Momentum conservation applies universally to all interactions between objects, making it one of physics' most powerful principles.

• Whether dealing with collisions, explosions, or other interactions, total momentum remains constant in isolated systems
• This principle works for both microscopic (atomic) and macroscopic (everyday) objects
• The conservation holds regardless of whether the interaction is elastic, inelastic, or somewhere in between

Zero Net External Force

When no external forces act on a system, its total momentum remains unchanged over time.

• Examples include collisions on frictionless surfaces or explosions in empty space
• The mathematical expression is: $\vec{p}_{\text{initial}} = \vec{p}_{\text{final}}$
• This principle allows us to analyze complex interactions by focusing only on the objects involved

Nonzero Net External Force

When external forces act on a system, momentum is exchanged between the system and its environment.

• The change in momentum equals the impulse from external forces: $\Delta\vec{p}_{\text{system}} = \vec{J}_{\text{external}}$
• Common external forces include friction, gravity, and contact forces from objects outside the system
• By expanding system boundaries to include all interacting objects, we can often eliminate external forces and apply conservation principles

Practice Problem 1: Inelastic Collision

Solution

Let's apply conservation of momentum. Since no external forces act on our system (the two cars), the total momentum before equals the total momentum after.

Step 1: Find the initial momentum components.

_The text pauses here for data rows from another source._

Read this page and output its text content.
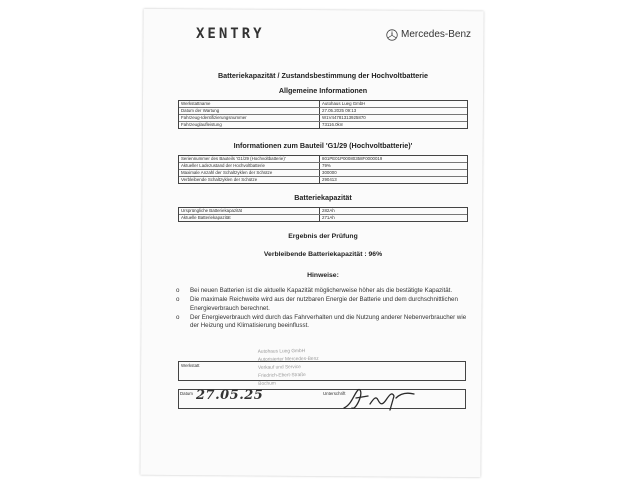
XENTRY	Mercedes-Benz
Batteriekapazität / Zustandsbestimmung der Hochvoltbatterie
Allgemeine Informationen
Werkstattname	Autohaus Lueg GmbH
Datum der Wartung	27.05.2025 09:13
Fahrzeug-Identifizierungsnummer	W1V44781313925870
Fahrzeuglaufleistung	73116.0km
Informationen zum Bauteil 'G1/29 (Hochvoltbatterie)'
Seriennummer des Bauteils 'G1/29 (Hochvoltbatterie)'	801PE01P00080358F0000019
Aktueller Ladezustand der Hochvoltbatterie	79%
Maximale Anzahl der Schaltzyklen der Schütze	300000
Verbleibende Schaltzyklen der Schütze	290413
Batteriekapazität
Ursprüngliche Batteriekapazität	282Ah
Aktuelle Batteriekapazität	271Ah
Ergebnis der Prüfung
Verbleibende Batteriekapazität : 96%
Hinweise:
o	Bei neuen Batterien ist die aktuelle Kapazität möglicherweise höher als die bestätigte Kapazität.
o	Die maximale Reichweite wird aus der nutzbaren Energie der Batterie und dem durchschnittlichen Energieverbrauch berechnet.
o	Der Energieverbrauch wird durch das Fahrverhalten und die Nutzung anderer Nebenverbraucher wie der Heizung und Klimatisierung beeinflusst.
Autohaus Lueg GmbH
Autorisierter Mercedes-Benz
Verkauf und Service
Friedrich-Ebert-Straße
Bochum
Werkstatt
Datum	Unterschrift
27.05.25
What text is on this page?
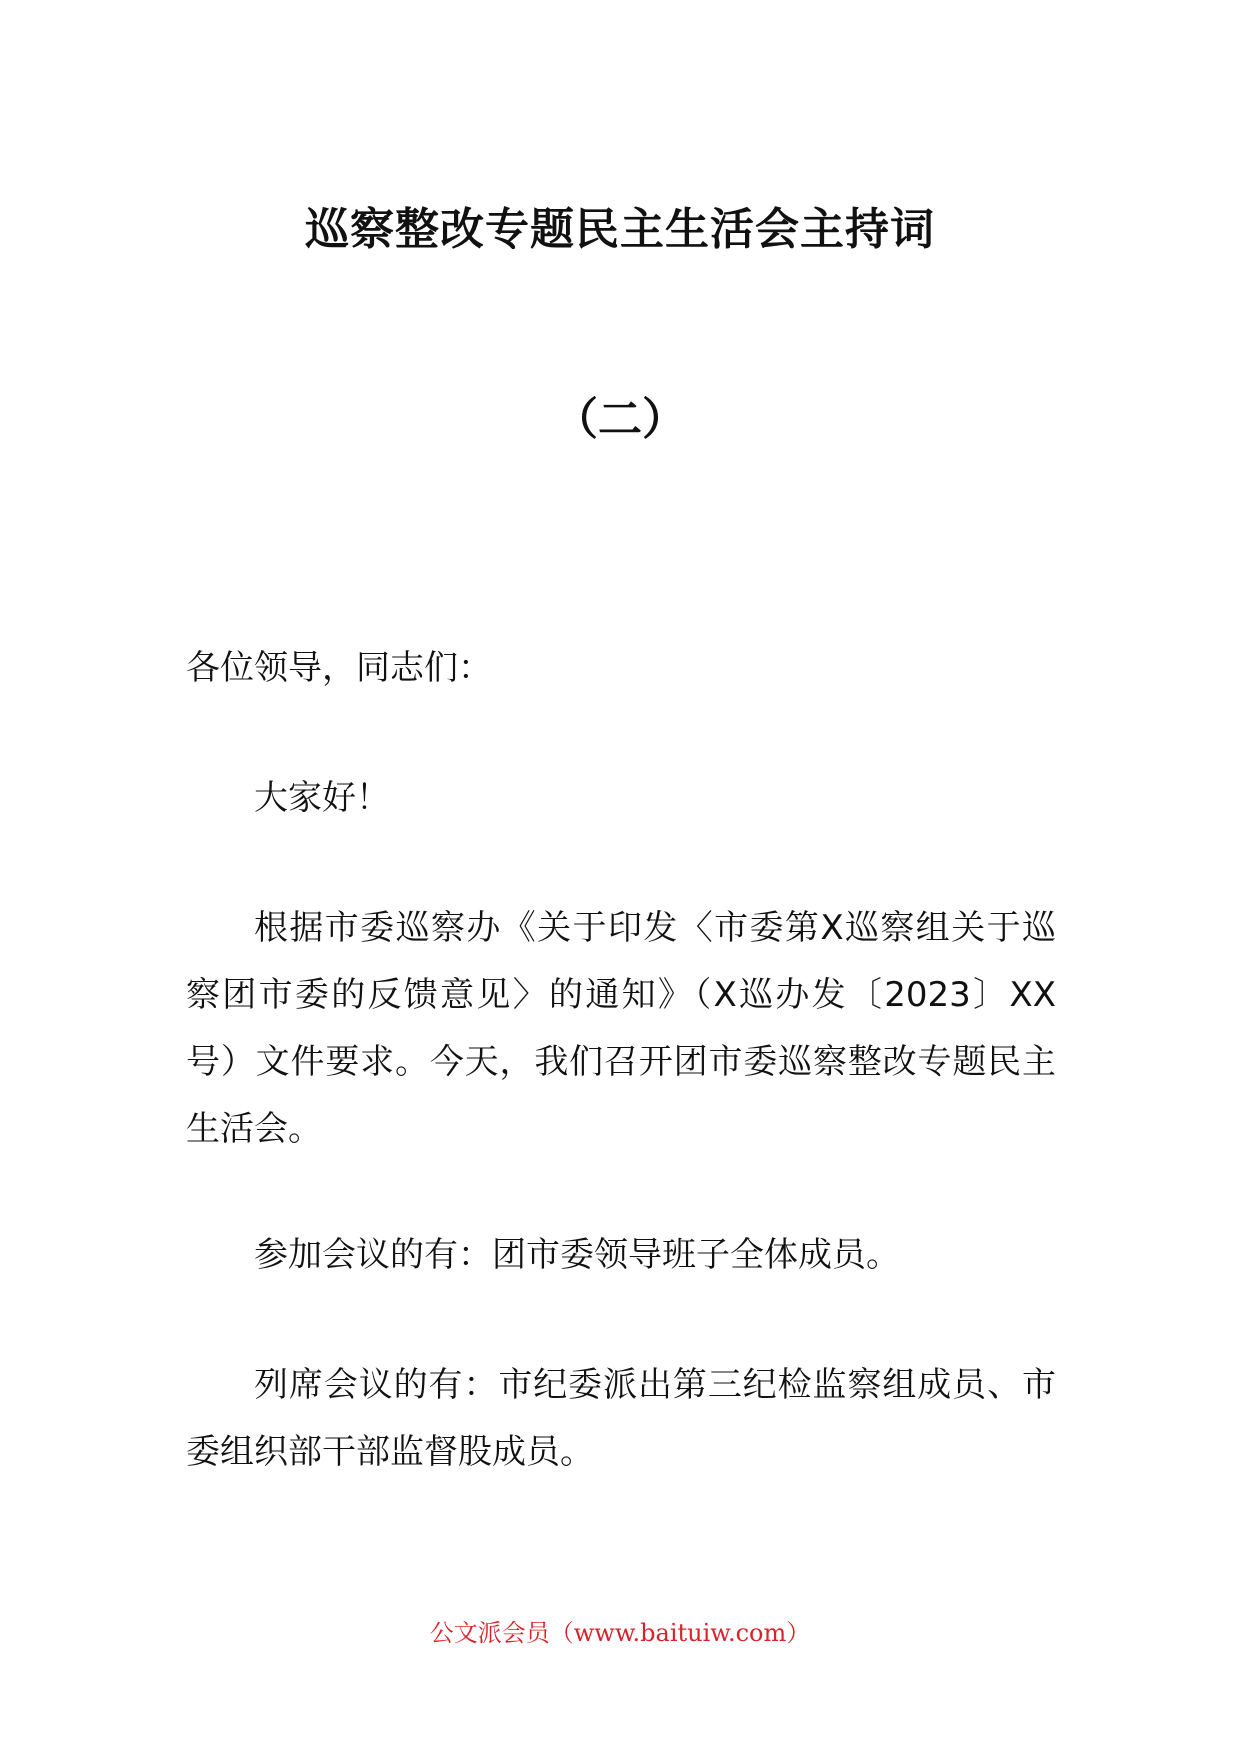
巡察整改专题民主生活会主持词
（二）
各位领导，同志们：
大家好！
根据市委巡察办《关于印发〈市委第X巡察组关于巡察团市委的反馈意见〉的通知》（X巡办发〔2023〕XX号）文件要求。今天，我们召开团市委巡察整改专题民主生活会。
参加会议的有：团市委领导班子全体成员。
列席会议的有：市纪委派出第三纪检监察组成员、市委组织部干部监督股成员。
公文派会员（www.baituiw.com）
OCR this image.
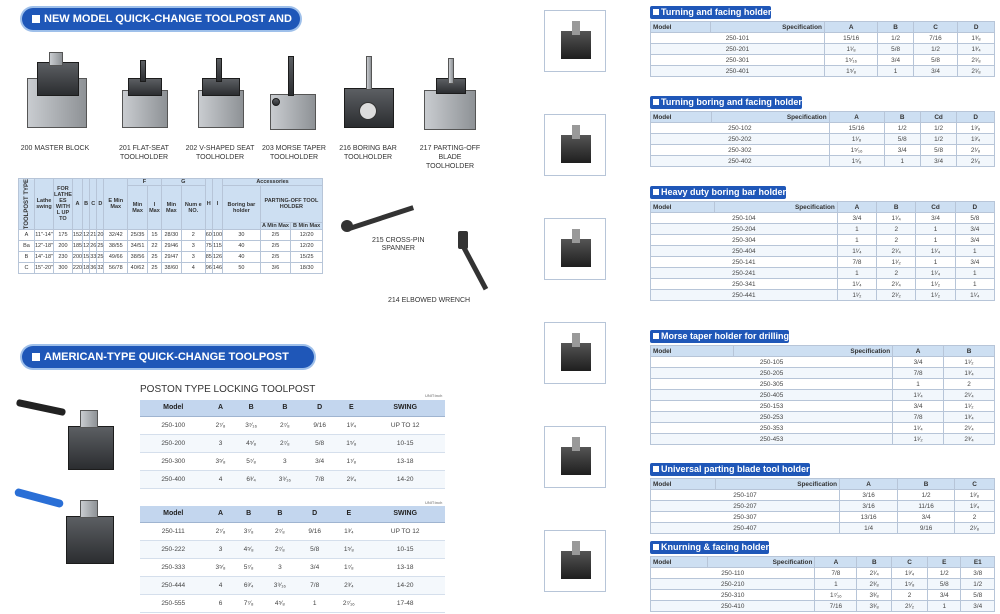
NEW MODEL QUICK-CHANGE TOOLPOST AND HOLDERS
200 MASTER BLOCK	201 FLAT-SEAT
TOOLHOLDER
202 V-SHAPED SEAT
TOOLHOLDER
203 MORSE TAPER
TOOLHOLDER
216 BORING BAR
TOOLHOLDER
217 PARTING-OFF BLADE
TOOLHOLDER
TOOLPOST TYPE	Lathe swing	FOR LATHE ES WITH L UP TO	A	B	C	D	E Min Max	F		G		H	I	Accessories		
								Min Max	I Max	Min Max	Num e NO.			Boring bar holder	PARTING-OFF TOOL HOLDER	
															A Min Max	B Min Max
A	11"-14"	175	152	12	21	20	32/42	25/35	15	28/30	2	60	100	30	2/5	12/20
Ba	12"-18"	200	185	12	26	25	38/55	34/51	22	29/46	3	75	115	40	2/5	12/20
B	14"-18"	230	200	15	33	25	49/66	38/56	25	29/47	3	85	126	40	2/5	15/25
C	15"-20"	300	220	18	36	32	56/78	40/62	25	38/60	4	96	146	50	3/6	18/30
215 CROSS-PIN
SPANNER
214 ELBOWED WRENCH
AMERICAN-TYPE QUICK-CHANGE TOOLPOST AND HOLDERS
POSTON TYPE LOCKING TOOLPOST
UNIT:inch
Model	A	B	B	D	E	SWING
250-100	2⁷⁄₈	3⁷⁄₁₆	2⁷⁄₈	9/16	1³⁄₄	UP TO 12
250-200	3	4⁵⁄₈	2⁷⁄₈	5/8	1⁵⁄₈	10-15
250-300	3⁵⁄₈	5⁷⁄₈	3	3/4	1⁷⁄₈	13-18
250-400	4	6³⁄₄	3⁹⁄₁₆	7/8	2³⁄₄	14-20
UNIT:inch
Model	A	B	B	D	E	SWING
250-111	2⁷⁄₈	3⁷⁄₈	2⁷⁄₈	9/16	1³⁄₄	UP TO 12
250-222	3	4⁵⁄₈	2⁷⁄₈	5/8	1⁵⁄₈	10-15
250-333	3⁵⁄₈	5⁷⁄₈	3	3/4	1⁷⁄₈	13-18
250-444	4	6³⁄₄	3⁹⁄₁₆	7/8	2³⁄₄	14-20
250-555	6	7⁷⁄₈	4⁵⁄₈	1	2⁷⁄₁₆	17-48
Turning and facing holder
Model	Specification	A	B	C	D
250-101		15/16	1/2	7/16	1³⁄₈
250-201		1¹⁄₈	5/8	1/2	1³⁄₄
250-301		1⁵⁄₁₆	3/4	5/8	2¹⁄₈
250-401		1⁵⁄₈	1	3/4	2¹⁄₈
Turning boring and facing holder
Model	Specification	A	B	Cd	D
250-102		15/16	1/2	1/2	1³⁄₈
250-202		1¹⁄₈	5/8	1/2	1³⁄₄
250-302		1⁵⁄₁₆	3/4	5/8	2¹⁄₈
250-402		1⁵⁄₈	1	3/4	2¹⁄₈
Heavy duty boring bar holder
Model	Specification	A	B	Cd	D
250-104		3/4	1¹⁄₄	3/4	5/8
250-204		1	2	1	3/4
250-304		1	2	1	3/4
250-404		1¹⁄₄	2¹⁄₄	1¹⁄₄	1
250-141		7/8	1¹⁄₂	1	3/4
250-241		1	2	1¹⁄₄	1
250-341		1¹⁄₄	2¹⁄₄	1¹⁄₂	1
250-441		1¹⁄₂	2¹⁄₂	1¹⁄₂	1¹⁄₄
Morse taper holder for drilling
Model	Specification	A	B
250-105		3/4	1¹⁄₂
250-205		7/8	1³⁄₄
250-305		1	2
250-405		1¹⁄₄	2¹⁄₄
250-153		3/4	1¹⁄₂
250-253		7/8	1³⁄₄
250-353		1¹⁄₄	2¹⁄₄
250-453		1¹⁄₂	2³⁄₄
Universal parting blade tool holder
Model	Specification	A	B	C
250-107		3/16	1/2	1³⁄₈
250-207		3/16	11/16	1³⁄₄
250-307		13/16	3/4	2
250-407		1/4	9/16	2¹⁄₈
Knurning & facing holder
Model	Specification	A	B	C	E	E1
250-110		7/8	2¹⁄₄	1³⁄₄	1/2	3/8
250-210		1	2³⁄₈	1⁵⁄₈	5/8	1/2
250-310		1⁷⁄₁₆	3³⁄₈	2	3/4	5/8
250-410		7/16	3³⁄₈	2¹⁄₂	1	3/4
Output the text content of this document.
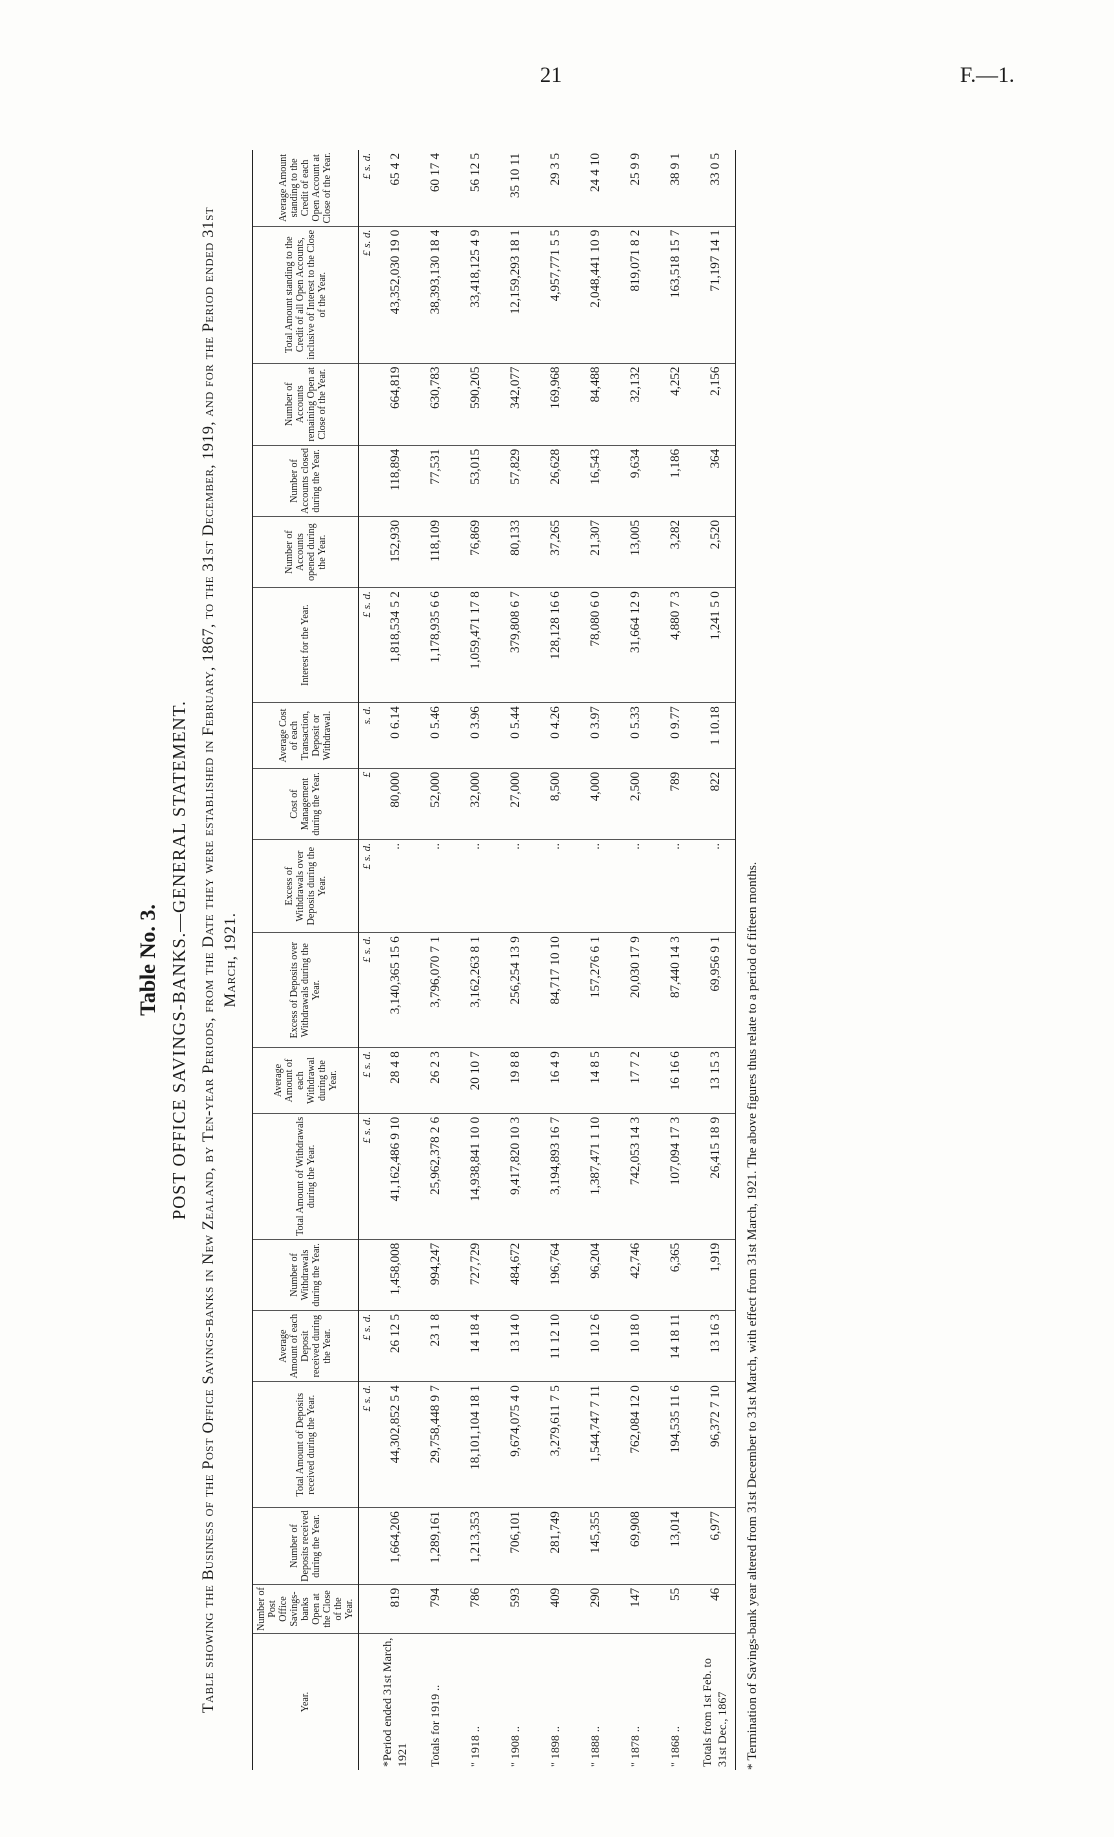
21	F.—1.
Table No. 3. POST OFFICE SAVINGS-BANKS.—GENERAL STATEMENT. Table showing the Business of the Post Office Savings-banks in New Zealand, by Ten-year Periods, from the Date they were established in February, 1867, to the 31st December, 1919, and for the Period ended 31st March, 1921.
Year.	Number of Post Office Savings-banks Open at the Close of the Year.	Number of Deposits received during the Year.	Total Amount of Deposits received during the Year.	Average Amount of each Deposit received during the Year.	Number of Withdrawals during the Year.	Total Amount of Withdrawals during the Year.	Average Amount of each Withdrawal during the Year.	Excess of Deposits over Withdrawals during the Year.	Excess of Withdrawals over Deposits during the Year.	Cost of Management during the Year.	Average Cost of each Transaction, Deposit or Withdrawal.	Interest for the Year.	Number of Accounts opened during the Year.	Number of Accounts closed during the Year.	Number of Accounts remaining Open at Close of the Year.	Total Amount standing to the Credit of all Open Accounts, inclusive of Interest to the Close of the Year.	Average Amount standing to the Credit of each Open Account at Close of the Year.
			£ s. d.	£ s. d.		£ s. d.	£ s. d.	£ s. d.	£ s. d.	£	s. d.	£ s. d.				£ s. d.	£ s. d.
*Period ended 31st March, 1921	819	1,664,206	44,302,852 5 4	26 12 5	1,458,008	41,162,486 9 10	28 4 8	3,140,365 15 6	..	80,000	0 6.14	1,818,534 5 2	152,930	118,894	664,819	43,352,030 19 0	65 4 2
Totals for 1919 ..	794	1,289,161	29,758,448 9 7	23 1 8	994,247	25,962,378 2 6	26 2 3	3,796,070 7 1	..	52,000	0 5.46	1,178,935 6 6	118,109	77,531	630,783	38,393,130 18 4	60 17 4
" 1918 ..	786	1,213,353	18,101,104 18 1	14 18 4	727,729	14,938,841 10 0	20 10 7	3,162,263 8 1	..	32,000	0 3.96	1,059,471 17 8	76,869	53,015	590,205	33,418,125 4 9	56 12 5
" 1908 ..	593	706,101	9,674,075 4 0	13 14 0	484,672	9,417,820 10 3	19 8 8	256,254 13 9	..	27,000	0 5.44	379,808 6 7	80,133	57,829	342,077	12,159,293 18 1	35 10 11
" 1898 ..	409	281,749	3,279,611 7 5	11 12 10	196,764	3,194,893 16 7	16 4 9	84,717 10 10	..	8,500	0 4.26	128,128 16 6	37,265	26,628	169,968	4,957,771 5 5	29 3 5
" 1888 ..	290	145,355	1,544,747 7 11	10 12 6	96,204	1,387,471 1 10	14 8 5	157,276 6 1	..	4,000	0 3.97	78,080 6 0	21,307	16,543	84,488	2,048,441 10 9	24 4 10
" 1878 ..	147	69,908	762,084 12 0	10 18 0	42,746	742,053 14 3	17 7 2	20,030 17 9	..	2,500	0 5.33	31,664 12 9	13,005	9,634	32,132	819,071 8 2	25 9 9
" 1868 ..	55	13,014	194,535 11 6	14 18 11	6,365	107,094 17 3	16 16 6	87,440 14 3	..	789	0 9.77	4,880 7 3	3,282	1,186	4,252	163,518 15 7	38 9 1
Totals from 1st Feb. to 31st Dec., 1867	46	6,977	96,372 7 10	13 16 3	1,919	26,415 18 9	13 15 3	69,956 9 1	..	822	1 10.18	1,241 5 0	2,520	364	2,156	71,197 14 1	33 0 5
* Termination of Savings-bank year altered from 31st December to 31st March, with effect from 31st March, 1921. The above figures thus relate to a period of fifteen months.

• East component (x-direction): $p_{x,i} = m_1v_{1x} = (2000 \text{ kg})(15 \text{ m/s}) = 30,000 \text{ kg}\cdot\text{m/s}$
• North component (y-direction): $p_{y,i} = m_2v_{2y} = (1500 \text{ kg})(20 \text{ m/s}) = 30,000 \text{ kg}\cdot\text{m/s}$

Step 2: After collision, the total mass is $m_T = 2000 \text{ kg} + 1500 \text{ kg} = 3500 \text{ kg}$

Step 3: Apply conservation of momentum to find final velocity components.

• $v_{x,f} = \frac{p_{x,i}}{m_T} = \frac{30,000 \text{ kg}\cdot\text{m/s}}{3500 \text{ kg}} = 8.57 \text{ m/s}$ (east)
• $v_{y,f} = \frac{p_{y,i}}{m_T} = \frac{30,000 \text{ kg}\cdot\text{m/s}}{3500 \text{ kg}} = 8.57 \text{ m/s}$ (north)

Step 4: Calculate the magnitude and direction of the final velocity.

• Magnitude: $v_f = \sqrt{v_{x,f}^2 + v_{y,f}^2} = \sqrt{(8.57)^2 + (8.57)^2} = 12.1 \text{ m/s}$
• Direction: $\theta = \tan^{-1}\left(\frac{v_{y,f}}{v_{x,f}}\right) = \tan^{-1}\left(\frac{8.57}{8.57}\right) = 45°$ north of east

The combined cars move at 12.1 m/s at 45° north of east immediately after the collision.

Practice Problem 2: Center-of-Mass Velocity

Solution

To find the center-of-mass velocity, we use the formula: $\vec{v}_{\mathrm{cm}}=\frac{\sum\left(m_{i} \vec{v}_{i}\right)}{\sum m_{i}}$

Step 1: Calculate the total mass of the system. $m_{total} = 2 \text{ kg} + 5 \text{ kg} + 3 \text{ kg} = 10 \text{ kg}$

Step 2: Calculate the sum of the products of mass and velocity. $\sum(m_i v_i) = (2 \text{ kg})(3 \text{ m/s}) + (5 \text{ kg})(-2 \text{ m/s}) + (3 \text{ kg})(4 \text{ m/s})$ $\sum(m_i v_i) = 6 \text{ kg}\cdot\text{m/s} + (-10) \text{ kg}\cdot\text{m/s} + 12 \text{ kg}\cdot\text{m/s} = 8 \text{ kg}\cdot\text{m/s}$

Step 3: Calculate the center-of-mass velocity. $v_{cm} = \frac{8 \text{ kg}\cdot\text{m/s}}{10 \text{ kg}} = 0.8 \text{ m/s}$

The center-of-mass velocity of the system is 0.8 m/s in the positive x-direction.